Des volontaires bénévoles étayent le système de santé

En Afghanistan, 22 000 volontaires de santé communautaire sont vitaux pour le système sanitaire du pays, mais certains commencent à se demander s’ils fourniraient un service plus efficace s’ils étaient rémunérés et avaient des contrats de travail officiels.



Depuis la mise en œuvre de campagnes de vaccination jusqu’à la fourniture de services de soins de santé de première nécessité et la diffusion de messages de santé essentiels, les volontaires de santé, également connus comme travailleurs de santé communautaire (TSC), sont « des fournisseurs de services de santé de première ligne », selon les officiels.



« Si nous voulons voir le système de santé publique afghan tenir sur ses deux pieds, nous devons développer un système qui peut alimenter l’intérêt et l’engagement des TSC qui sont, en fait, des bénévoles », a dit Suraya Dalil, ministre par intérim de la Santé publique.



« Si nous ne rémunérons pas leur travail ou si nous n’arrivons pas à leur fournir des équipements, je pense que nous risquerions de perdre un atout très précieux pour la santé de ce pays », a dit à IRIN Sayed Habib Arwal, directeur du service des soins de santé communautaire, au ministère de la Santé.
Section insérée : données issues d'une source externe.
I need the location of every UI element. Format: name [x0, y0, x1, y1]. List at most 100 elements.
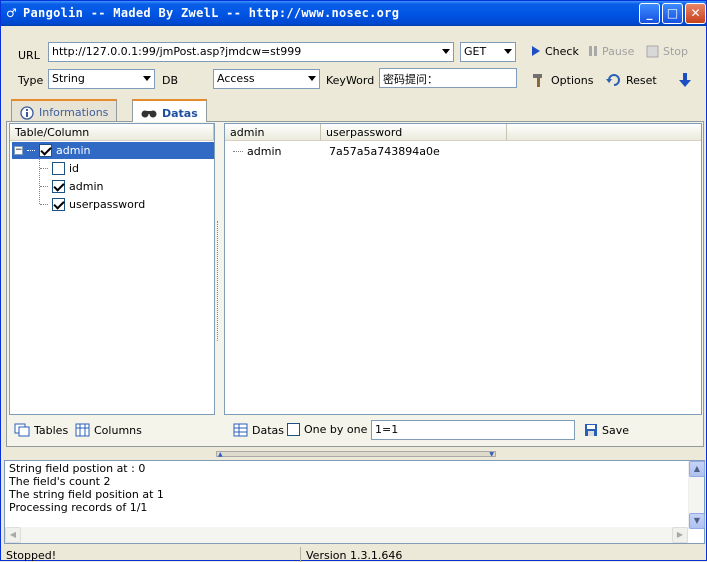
grid-header-filler	[507, 124, 701, 141]
db-label: DB	[162, 74, 179, 87]
app-window: ♂ Pangolin -- Maded By ZwelL -- http://w…	[0, 0, 707, 562]
hammer-icon	[533, 74, 542, 87]
method-select[interactable]: GET	[460, 42, 516, 62]
column-checkbox[interactable]	[52, 180, 65, 193]
window-title: Pangolin -- Maded By ZwelL -- http://www…	[23, 6, 400, 20]
keyword-input[interactable]: 密码提问：	[379, 68, 517, 88]
reset-label: Reset	[626, 73, 657, 87]
scroll-up-icon[interactable]: ▲	[689, 461, 705, 477]
type-label: Type	[18, 74, 44, 87]
splitter-grip	[217, 221, 221, 341]
splitter-up-icon[interactable]: ▲	[218, 451, 223, 458]
check-button[interactable]: Check	[531, 42, 579, 60]
stop-label: Stop	[663, 44, 689, 58]
datas-label: Datas	[252, 423, 284, 437]
tree-item-column[interactable]: id	[40, 160, 79, 177]
log-line: Processing records of 1/1	[9, 501, 148, 514]
table-checkbox[interactable]	[39, 144, 52, 157]
scroll-left-icon[interactable]: ◀	[5, 527, 21, 543]
grid-header-admin[interactable]: admin	[225, 124, 321, 141]
tab-informations[interactable]: Informations	[11, 99, 118, 121]
type-select[interactable]: String	[48, 69, 155, 89]
reset-button[interactable]: Reset	[606, 71, 657, 89]
log-panel[interactable]: String field postion at : 0 The field's …	[4, 460, 705, 544]
one-by-one-label: One by one	[304, 423, 368, 436]
log-line: String field postion at : 0	[9, 462, 146, 475]
log-line: The string field position at 1	[9, 488, 164, 501]
tree-item-column[interactable]: admin	[40, 178, 103, 195]
grid-icon	[233, 423, 248, 437]
download-button[interactable]	[678, 71, 692, 89]
grid-header-userpassword[interactable]: userpassword	[321, 124, 507, 141]
options-button[interactable]: Options	[531, 71, 593, 89]
scroll-down-icon[interactable]: ▼	[689, 513, 705, 529]
status-version: Version 1.3.1.646	[306, 549, 403, 562]
arrow-down-icon	[679, 73, 691, 87]
tree-panel[interactable]: Table/Column − admin id admin userpasswo…	[9, 123, 215, 415]
one-by-one-checkbox[interactable]: One by one	[287, 423, 367, 436]
url-combobox[interactable]: http://127.0.0.1:99/jmPost.asp?jmdcw=st9…	[48, 42, 454, 62]
columns-button[interactable]: Columns	[75, 423, 142, 437]
tab-datas[interactable]: Datas	[132, 99, 207, 122]
tab-datas-label: Datas	[162, 106, 198, 120]
tree-line	[40, 168, 48, 169]
column-checkbox[interactable]	[52, 198, 65, 211]
condition-value: 1=1	[375, 423, 399, 436]
stop-button[interactable]: Stop	[646, 42, 688, 60]
chevron-down-icon[interactable]	[143, 76, 151, 81]
status-state: Stopped!	[1, 547, 301, 562]
pause-label: Pause	[602, 44, 635, 58]
log-line: The field's count 2	[9, 475, 111, 488]
tables-label: Tables	[34, 423, 69, 437]
tree-item-column-label: admin	[69, 180, 104, 193]
url-label: URL	[18, 49, 40, 62]
tree-line	[233, 151, 243, 152]
log-horizontal-scrollbar[interactable]: ◀ ▶	[5, 527, 688, 543]
chevron-down-icon[interactable]	[308, 76, 316, 81]
tree-item-column-label: userpassword	[69, 198, 146, 211]
info-icon	[20, 105, 34, 120]
data-grid[interactable]: admin userpassword admin 7a57a5a743894a0…	[224, 123, 702, 415]
keyword-value: 密码提问：	[383, 73, 438, 86]
pause-button[interactable]: Pause	[588, 42, 634, 60]
close-button[interactable]: ✕	[685, 3, 706, 24]
tree-item-table[interactable]: − admin	[12, 142, 214, 159]
columns-icon	[75, 423, 90, 437]
reset-icon	[606, 74, 620, 86]
tree-header[interactable]: Table/Column	[10, 124, 214, 141]
minimize-button[interactable]: _	[639, 3, 660, 24]
splitter-down-icon[interactable]: ▼	[489, 451, 494, 458]
grid-cell: 7a57a5a743894a0e	[329, 145, 440, 158]
horizontal-splitter[interactable]: ▲ ▼	[216, 451, 496, 458]
tree-item-table-label: admin	[56, 144, 91, 157]
tables-button[interactable]: Tables	[14, 423, 68, 437]
save-button[interactable]: Save	[584, 423, 629, 437]
tree-line	[27, 150, 35, 151]
vertical-splitter[interactable]	[216, 123, 222, 445]
db-select[interactable]: Access	[213, 69, 320, 89]
maximize-button[interactable]: □	[662, 3, 683, 24]
db-value: Access	[217, 72, 255, 85]
tree-item-column[interactable]: userpassword	[40, 196, 145, 213]
tree-item-column-label: id	[69, 162, 80, 175]
log-vertical-scrollbar[interactable]: ▲ ▼	[688, 461, 705, 529]
chevron-down-icon[interactable]	[504, 49, 512, 54]
options-label: Options	[551, 73, 594, 87]
scroll-right-icon[interactable]: ▶	[672, 527, 688, 543]
one-by-one-check[interactable]	[287, 423, 300, 436]
pause-icon	[589, 46, 597, 56]
table-row[interactable]: admin 7a57a5a743894a0e	[233, 143, 440, 160]
collapse-icon[interactable]: −	[14, 146, 23, 155]
title-bar[interactable]: ♂ Pangolin -- Maded By ZwelL -- http://w…	[1, 1, 706, 26]
condition-input[interactable]: 1=1	[371, 420, 575, 440]
save-icon	[585, 424, 597, 436]
tab-informations-label: Informations	[39, 106, 109, 119]
stop-icon	[646, 45, 659, 57]
column-checkbox[interactable]	[52, 162, 65, 175]
method-value: GET	[464, 45, 487, 58]
columns-label: Columns	[94, 423, 142, 437]
chevron-down-icon[interactable]	[442, 49, 450, 54]
grid-cell: admin	[247, 145, 282, 158]
datas-button[interactable]: Datas	[233, 423, 284, 437]
status-bar: Stopped! Version 1.3.1.646	[1, 547, 706, 562]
« Les TSC sauvent des vies, diminuent les maladies et améliorent la sensibilisation aux questions de santé. Nous serions incapables de maintenir le système de santé existant sans eux ».



Chaque travailleur/bénévole de santé communautaire suit une formation de six mois gratuite du ministère de la Santé qui leur permet de fournir des services de santé basiques et d’urgence, et des conseils.



OMDs



L’Organisation mondiale de la santé (OMS) semble soutenir cette position des responsables de la santé : « Nous avons réellement besoin de former plus de travailleuses et de responsables de santé communautaire et de les intégrer dans la force de travail si nous voulons atteindre les objectifs du Millénaire pour le développement [OMDs] 4 et 5 liés à la santé des mères et des enfants en Afghanistan », selon une déclaration de Peter Graff, représentant de l’OMS en Afghanistan, dans un communiqué de presse conjoint.
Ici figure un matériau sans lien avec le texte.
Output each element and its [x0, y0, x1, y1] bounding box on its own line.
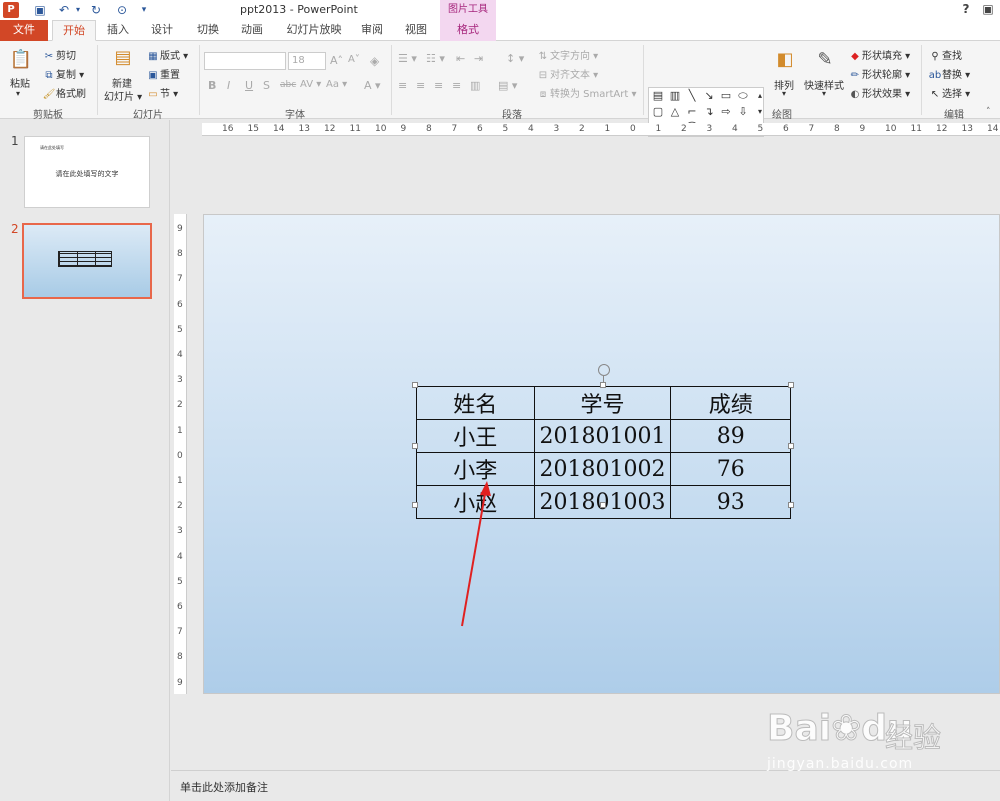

Malgré des progrès relevés dans le secteur de la santé durant les huit dernières années, grâce au financement des donateurs et aux activités des ONGs, l’Afghanistan affiche l’un des pires indicateurs au monde en terme de santé : chaque jour 50 femmes meurent durant leur grossesse et/ou l’accouchement ; un enfant sur cinq meurt avant son cinquième anniversaire.



Un manque de travailleurs de santé qualifiés – seulement deux médecins pour 10 000 personnes, selon l’OMS – particulièrement dans les zones peu sûres et rurales, entraîne de sérieux problèmes de santé.



Durant les cinq prochaines années, le ministère de la Santé projette de réduire la mortalité maternelle et infantile de 50 pour cent et d’étendre ses services de soins de santé de base à 95 pour cent du pays.



Atteindre ces objectifs du Millénaire pour le développement demanderait presque un milliard de dollars, des milliers de travailleurs de santé et de bénévoles supplémentaires, et une collaboration accrue avec les ONGs, selon les experts et les responsables.



Le pays dépense cinq pour cent de son produit intérieur brut (11,6 milliards de dollars en 2007) pour la santé, et compte énormément sur les financements des donateurs pour le secteur de la santé.